You can still have the RSP commitment rule be a foundation for actually effective policies down the line
+1. I do think it’s worth noting, though, that RSPs might not be a sensible foundation for effective policies.
One of my colleagues recently mentioned that the voluntary commitments from labs are much weaker than some of the things that the G7 Hiroshima Process has been working on.
More tangibly, it’s quite plausible to me that policymakers who think about AI risks from first principles would produce things that are better and stronger than “codify RSPs.” Some thoughts:
It’s plausible to me that when the RSP concept was first being developed, it was a meaningful improvement on the status quo, but the Overton Window & awareness of AI risk has moved a lot since then.
It’s plausible to me that RSPs set a useful “floor”– like hey this is the bare minimum.
It’s plausible to me that RSPs are useful for raising awareness about risk– like hey look, OpenAI and Anthropic are acknowledging that models might soon have dangerous CBRN capabilities.
But there are a lot of implicit assumptions in the RSP frame like “we need to have empirical evidence of risk before we do anything” (as opposed to an affirmative safety frame), “we just need to make sure we implement the right safeguards once things get dangerous” (as opposed to a frame that recognizes we might not have time to develop such safeguards once we have clear evidence of danger), and “AI development should roughly continue as planned” (as opposed to a frame that considers alternative models, like public-private partnerships).

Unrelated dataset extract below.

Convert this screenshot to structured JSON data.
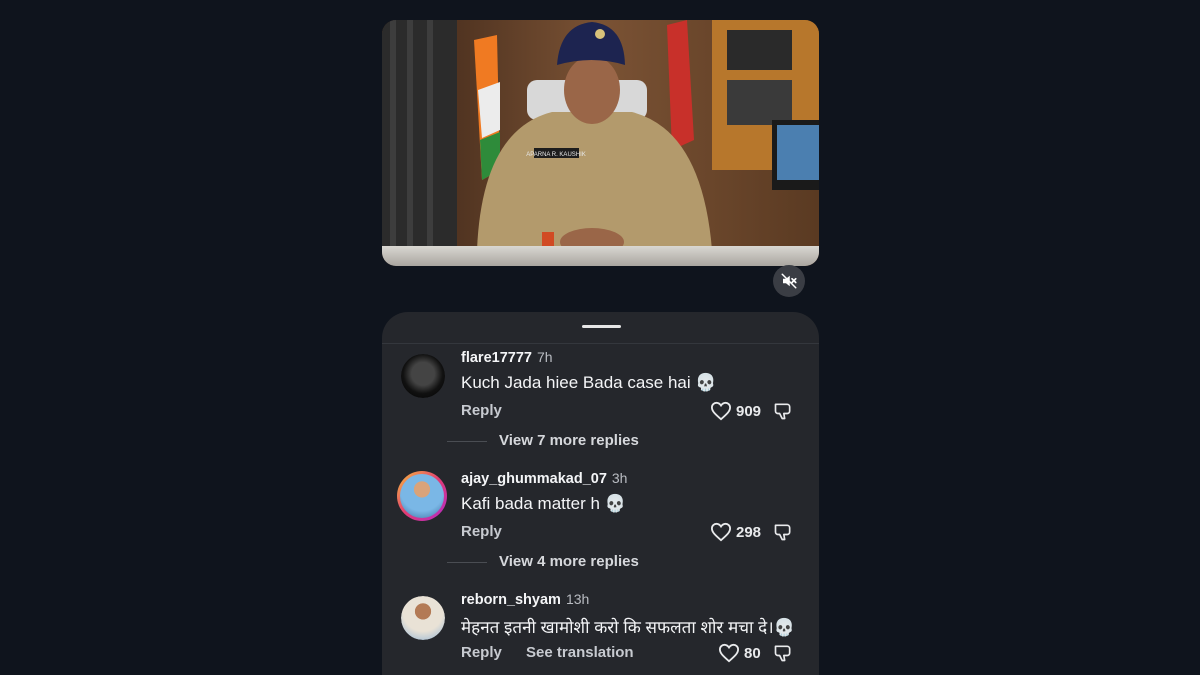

More concretely, I would rather see policy based on things like the recent Bengio paper than RSPs. Examples:
Despite evaluations, we cannot consider coming powerful frontier AI systems “safe unless proven unsafe.” With present testing methodologies, issues can easily be missed. Additionally, it is unclear whether governments can quickly build the immense expertise needed for reliable technical evaluations of AI capabilities and societal-scale risks. Given this, developers of frontier AI should carry the burden of proof to demonstrate that their plans keep risks within acceptable limits. By doing so, they would follow best practices for risk management from industries, such as aviation, medical devices, and defense software, in which companies make safety cases
Commensurate mitigations are needed for exceptionally capable future AI systems, such as autonomous systems that could circumvent human control. Governments must be prepared to license their development, restrict their autonomy in key societal roles, halt their development and deployment in response to worrying capabilities, mandate access controls, and require information security measures robust to state-level hackers until adequate protections are ready. Governments should build these capacities now.

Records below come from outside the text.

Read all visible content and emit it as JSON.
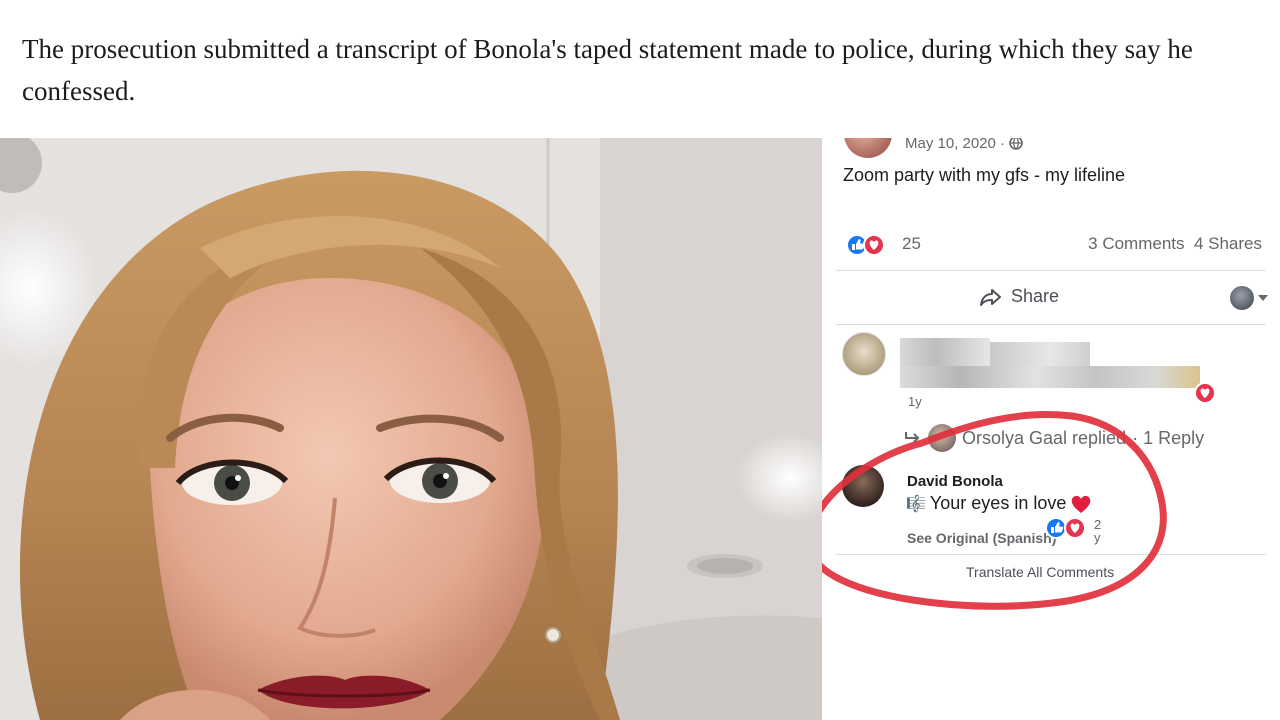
{
  "article": {
    "caption": "The prosecution submitted a transcript of Bonola's taped statement made to police, during which they say he confessed."
  },
  "facebook_post": {
    "date": "May 10, 2020 ·",
    "privacy_icon": "globe-icon",
    "text": "Zoom party with my gfs - my lifeline",
    "reaction_icons": [
      "like-icon",
      "love-icon"
    ],
    "reaction_count": "25",
    "comments_shares": "3 Comments  4 Shares",
    "share_label": "Share",
    "comment": {
      "age": "1y",
      "reply_name": "Orsolya Gaal replied",
      "reply_count": "· 1 Reply"
    },
    "highlighted_comment": {
      "author": "David Bonola",
      "text": "Your eyes in love",
      "see_original": "See Original (Spanish)",
      "reaction_count": "2",
      "age": "y"
    },
    "translate_all": "Translate All Comments"
  },
  "colors": {
    "like_blue": "#1877f2",
    "love_red": "#e4354f",
    "highlight_circle": "#e0303c"
  }
}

Sometimes advocates of RSPs say “these are things that are compatible with RSPs”, but overall I have not seen RSPs/PFs/FSFs that are nearly this clear about the risks, this clear about the limitations of model evaluations, or this clear about the need for tangible regulations.
I’ve feared previously (and continue to fear) that there are some motte-and-bailey dynamics at play with RSPs, where proponents of RSPs say privately (and to safety people) that RSPs are meant to have strong commitments and inspire strong regulation, but then in practice the RSPs are very weak and end up conveying and overly-rosy picture to policymakers.
One of my colleagues recently mentioned that the voluntary commitments from labs are much weaker than some of the things that the G7 Hiroshima Process has been working on.
+1. I do think it’s worth noting, though, that RSPs might not be a sensible foundation for effective policies.
One of my colleagues recently mentioned that the voluntary commitments from labs are much weaker than some of the things that the G7 Hiroshima Process has been working on.
More tangibly, it’s quite plausible to me that policymakers who think about AI risks from first principles would produce things that are better and stronger than “codify RSPs.” Some thoughts:
It’s plausible to me that when the RSP concept was first being developed, it was a meaningful improvement on the status quo, but the Overton Window & awareness of AI risk has moved a lot since then.
It’s plausible to me that RSPs set a useful “floor”– like hey this is the bare minimum.
It’s plausible to me that RSPs are useful for raising awareness about risk– like hey look, OpenAI and Anthropic are acknowledging that models might soon have dangerous CBRN capabilities.
But there are a lot of implicit assumptions in the RSP frame like “we need to have empirical evidence of risk before we do anything” (as opposed to an affirmative safety frame), “we just need to make sure we implement the right safeguards once things get dangerous” (as opposed to a frame that recognizes we might not have time to develop such safeguards once we have clear evidence of danger), and “AI development should roughly continue as planned” (as opposed to a frame that considers alternative models, like public-private partnerships).
More concretely, I would rather see policy based on things like the recent Bengio paper than RSPs. Examples:
Sometimes advocates of RSPs say “these are things that are compatible with RSPs”, but overall I have not seen RSPs/PFs/FSFs that are nearly this clear about the risks, this clear about the limitations of model evaluations, or this clear about the need for tangible regulations.
I’ve feared previously (and continue to fear) that there are some motte-and-bailey dynamics at play with RSPs, where proponents of RSPs say privately (and to safety people) that RSPs are meant to have strong commitments and inspire strong regulation, but then in practice the RSPs are very weak and end up conveying and overly-rosy picture to policymakers.
Are you able to say more about this?